Phytoplankton ('plant' plankton) is the first link in the marine food-chain and is the basic food supply for most fish. This phytoplankton contains chlorophyll, the origin of oceanic photosynthesis; it absorbs atmospheric CO2 and releases oxygen due to the effects of solar light. Among all of the terrestrial vegetation, Phytoplankton produces more of the planet's oxygen than all of the land-based vegetation.

The long term management of marine resources has become a major preoccupation for our societies; today, knowledge of the chlorophyll content in the ocean's superficial layers is a precious indicator of the marine food chain's primary production and the state of health of the planet's oceans.

ocean colour map for 18/01/2011 over the "Crush" penguin zone. The light zones correspond to places where phytoplankton is abundant; and, in fact, if we look at the corresponding oceanic currents or topographic maps, they correspond to ocean eddies and to the meandering currents (ACRI/EU Copernicus Marine Service - Figure Argonautica)


COcean chlorophyll content along the Gabon Coast in April 2009 at the end of the Congo River. The river's alluvial deposits and the resulting proliferation of phytoplankton can give rise to some strange forms (Credits CLS).

Orders of magnitude

The ocean's chlorophyll content is measured in mg/m3. It varies from 0.03 mg/m3 in the immense zones of chlorphyllous desert (oligothropic zones) in the big oceans (north and south Pacific and Atlantic and the south Indian) up to more than 10 mg/m3 in the limited eutrophic zones of coastal upwelling (Peru and Mauritania) or during blooming seasons in the higher to medium latitudes.



Measurement techniques

Satellite measurements

Ocean colour is measured using optical radiometers which are sensitive to the long wavelengths of solar energy reflected by the ocean's surface.

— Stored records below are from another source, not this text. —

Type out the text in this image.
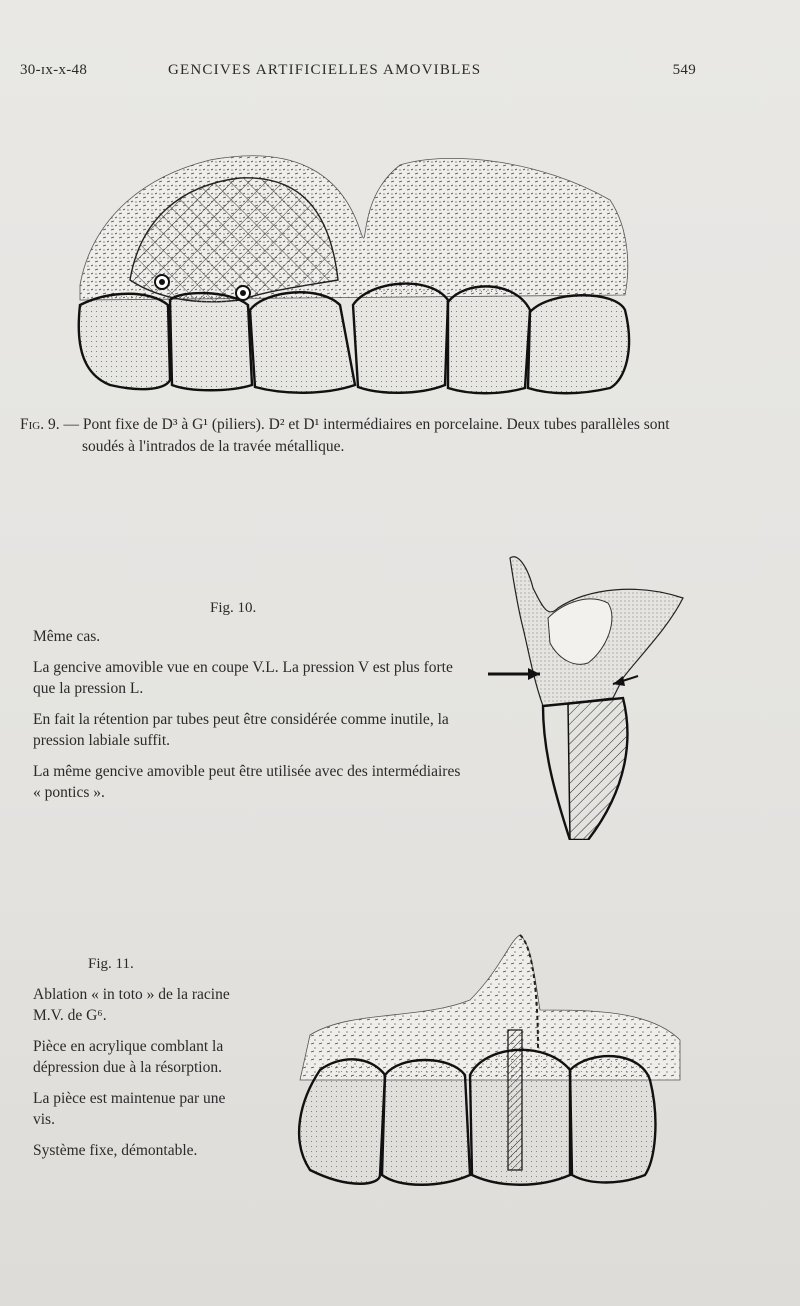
30-ɪx-x-48	GENCIVES ARTIFICIELLES AMOVIBLES	549
Fig. 9. — Pont fixe de D³ à G¹ (piliers). D² et D¹ intermédiaires en porcelaine. Deux tubes parallèles sont soudés à l'intrados de la travée métallique.
Fig. 10.

Même cas.

La gencive amovible vue en coupe V.L. La pression V est plus forte que la pression L.

En fait la rétention par tubes peut être considérée comme inutile, la pression labiale suffit.

La même gencive amovible peut être utilisée avec des intermédiaires « pontics ».

Fig. 11.

Ablation « in toto » de la racine M.V. de G⁶.

Pièce en acrylique comblant la dépression due à la résorption.

La pièce est maintenue par une vis.

Système fixe, démontable.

It allows an estimation of the chlorophyll content in the ocean.


Over the past years, we have seen the emergence of models simulating the concentration of chlorophyll. In future years, coupled with ocean physical models, their improvement will allow forecasting of the primary production a few months ahead of time. Coupled with "biogeochemical" models, we are now seeing the arrival of complete marine ecosystem models covering everything from the emergence of phytoplankton to huge pelagic fish (tuna, for example).